“Well done, good and faithful servant! You have been faithful with a few things; I will put you in charge of many things. Come and share your master's happiness!” The Bible
What is the primary role of a Stock Exchange?
It is to provide liquidity for the stocks. It managed this liquidity by having processes in place that enabled thousands of transactions every hour which has now increased to millions per hour with the help of technology. To manage this rate of transactions, even the settlement of trade (fund against security sold and security against funds provided) is made an asynchronous activity (i.e. settled later).
When trading and settlement are asynchronous, there could be risk to both the buyer and the seller; the risk of counter party walking out of the transaction leaving you high and dry. When we have long chains of multiple transactions intertwined and interlinked, such counter party risk will have a domino effect and lead to market failure. This could dissuade many potential investors from participating in the market which ultimately affect liquidity. This used to be the case in Indian capital market before NSE was established with its sophisticated mechanisms for managing the risk. There is margin payment to take away incentive to default; there is a clearing corporation to provide counter party guarantee and so on and so forth.
These risk management measures have significantly contributed to market expansion. The level of trade has increased more than 100 times. Today Indian Capital Market is rated to be one of the best in the world in terms of institutional infrastructure on account of this strong risk management capability.
This is relevant and critical in every human interaction. Every day we deal with a number of people (costumers, suppliers, service providers, regulators, bankers etc) and we agree and commit on certain deliveries between us. Your supplier promises delivery of input materials based on which you have committed delivery to your client for next week. The finance manager has promised to complete the project review by today evening to help you submit the final report to the board tomorrow. The tailor has agreed to deliver the new dress you have ordered for your child. A number of deals and deliveries.
Like in the case of capital markets, the chain of commitments and deliverables are linked to multiple levels and any failure in any level could have cascading effects.
Some people are very reliable in their delivery and even if an unfortunate delay happens they give advance warning helping us to reschedule our plans and our deliverables in an orderly fashion. Some cannot ever honour their commitments. Very often people don’t appreciate the importance of this chain reaction and the need to be reliable.
Let us look at how this affects you and how you should manage this in your daily life.
One of the critical components of professional success is how reliable you are on your commitments. If you are not able to do deliver a promise you should not commit. If you commit and you are unable to meet it, please give advance warning.
When you reduce the risk of dealing with you, then there are more people willing and interested to deal with you. The demand for and liquidity of your offerings increases. On the other hand if you are not a reliable partner, then however capable you are or however useful your products or services are, the demand will be much less than the potential. This reliability factor is critical for your growth and as you go higher it becomes one of the key parameters on which your clients, subordinates and friends decide to deal with you.

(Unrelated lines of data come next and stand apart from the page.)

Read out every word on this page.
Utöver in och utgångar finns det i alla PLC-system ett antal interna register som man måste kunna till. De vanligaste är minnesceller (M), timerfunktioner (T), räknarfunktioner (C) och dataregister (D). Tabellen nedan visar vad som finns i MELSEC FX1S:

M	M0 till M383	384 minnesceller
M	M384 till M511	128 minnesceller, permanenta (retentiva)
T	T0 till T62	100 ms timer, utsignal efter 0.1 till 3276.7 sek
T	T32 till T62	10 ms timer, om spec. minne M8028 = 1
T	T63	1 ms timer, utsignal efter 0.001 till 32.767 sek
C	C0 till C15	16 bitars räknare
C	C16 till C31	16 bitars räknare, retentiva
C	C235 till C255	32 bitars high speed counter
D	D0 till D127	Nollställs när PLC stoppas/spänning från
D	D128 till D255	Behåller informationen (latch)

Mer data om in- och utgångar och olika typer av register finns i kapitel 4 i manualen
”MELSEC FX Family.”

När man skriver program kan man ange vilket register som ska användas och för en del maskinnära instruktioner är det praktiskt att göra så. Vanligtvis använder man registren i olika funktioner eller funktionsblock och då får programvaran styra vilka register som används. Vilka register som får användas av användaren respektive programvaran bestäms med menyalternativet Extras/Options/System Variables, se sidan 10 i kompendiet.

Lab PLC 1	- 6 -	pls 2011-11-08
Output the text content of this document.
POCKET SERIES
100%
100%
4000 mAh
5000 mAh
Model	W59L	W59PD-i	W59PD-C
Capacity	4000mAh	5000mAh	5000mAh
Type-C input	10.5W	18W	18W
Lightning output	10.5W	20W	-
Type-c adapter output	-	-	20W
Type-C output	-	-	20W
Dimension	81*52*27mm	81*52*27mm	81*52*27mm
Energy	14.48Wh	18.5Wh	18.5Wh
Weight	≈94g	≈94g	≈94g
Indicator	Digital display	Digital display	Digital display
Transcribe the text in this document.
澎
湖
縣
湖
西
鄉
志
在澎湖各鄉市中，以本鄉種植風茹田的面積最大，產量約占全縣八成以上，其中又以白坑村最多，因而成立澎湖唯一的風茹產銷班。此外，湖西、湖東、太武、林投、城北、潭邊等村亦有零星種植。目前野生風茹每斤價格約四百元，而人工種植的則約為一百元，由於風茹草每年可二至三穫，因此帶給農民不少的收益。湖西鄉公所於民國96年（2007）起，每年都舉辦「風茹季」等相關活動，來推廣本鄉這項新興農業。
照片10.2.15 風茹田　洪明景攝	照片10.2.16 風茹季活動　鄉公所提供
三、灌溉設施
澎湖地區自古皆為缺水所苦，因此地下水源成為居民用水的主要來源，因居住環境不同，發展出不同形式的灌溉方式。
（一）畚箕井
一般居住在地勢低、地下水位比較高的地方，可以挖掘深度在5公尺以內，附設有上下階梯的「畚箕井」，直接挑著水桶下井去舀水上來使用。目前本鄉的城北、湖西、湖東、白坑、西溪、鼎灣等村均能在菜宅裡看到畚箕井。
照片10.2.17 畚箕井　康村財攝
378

On the other hand when you are at the receiving end you need to learn to judge the reliability of person you are dealing with. If you are not dealing with a person who is not reliable, then you need to have mechanisms to incentivise or force reliability.
In fact in your professional life your reliability and that of your partners (colleagues/ service providers / subordinates / bosses) is one of the most critical ingredients that will determine what you achieve.
Contracts, Service Level Agreements, Penalty Clauses etc are tools to manage reliability. As in the case of relationships, your market power (the power you can exert on the giver) can influence the reliability you will be able to command from your partners. But there is no substitute for the age old value of “Pride in Your Commitments”
There is another side to commitment and reliability that perhaps you could explore. Your current article focuses on expecting reliability and commitment from the giver. Maybe you can explore why the giver is reneging on commitments, and what we need to do, as takers, to understand givers who do not stick to their commitments.
ReplyDeleteOften, commitments are only adhered to if the giver sees incentive in sticking to the commitment. Often, as takers, we do not give out the right assurances to our givers about the incentives that they will get if they stick to their commitments.
The simplistic answer to this issue is: "If the giver of a commitment has doubts or needs further assurance, he should communicate his questions and doubts." This is a naive expectation. Few people in complex and subtle business transactions take the trouble to communicate doubts and unease. They'd rather simply and quietly drop their commitment. They'll quietly delay giving you the document you wanted or the shipment you expected.
As takers, how often is this because of us? How often have we, in our track record, given the giver signals that he cannot depend on us for prompt and appreciative response for his commitment? As takers, what do we need to do to bridge this gap? How vigilant are we about our own responses?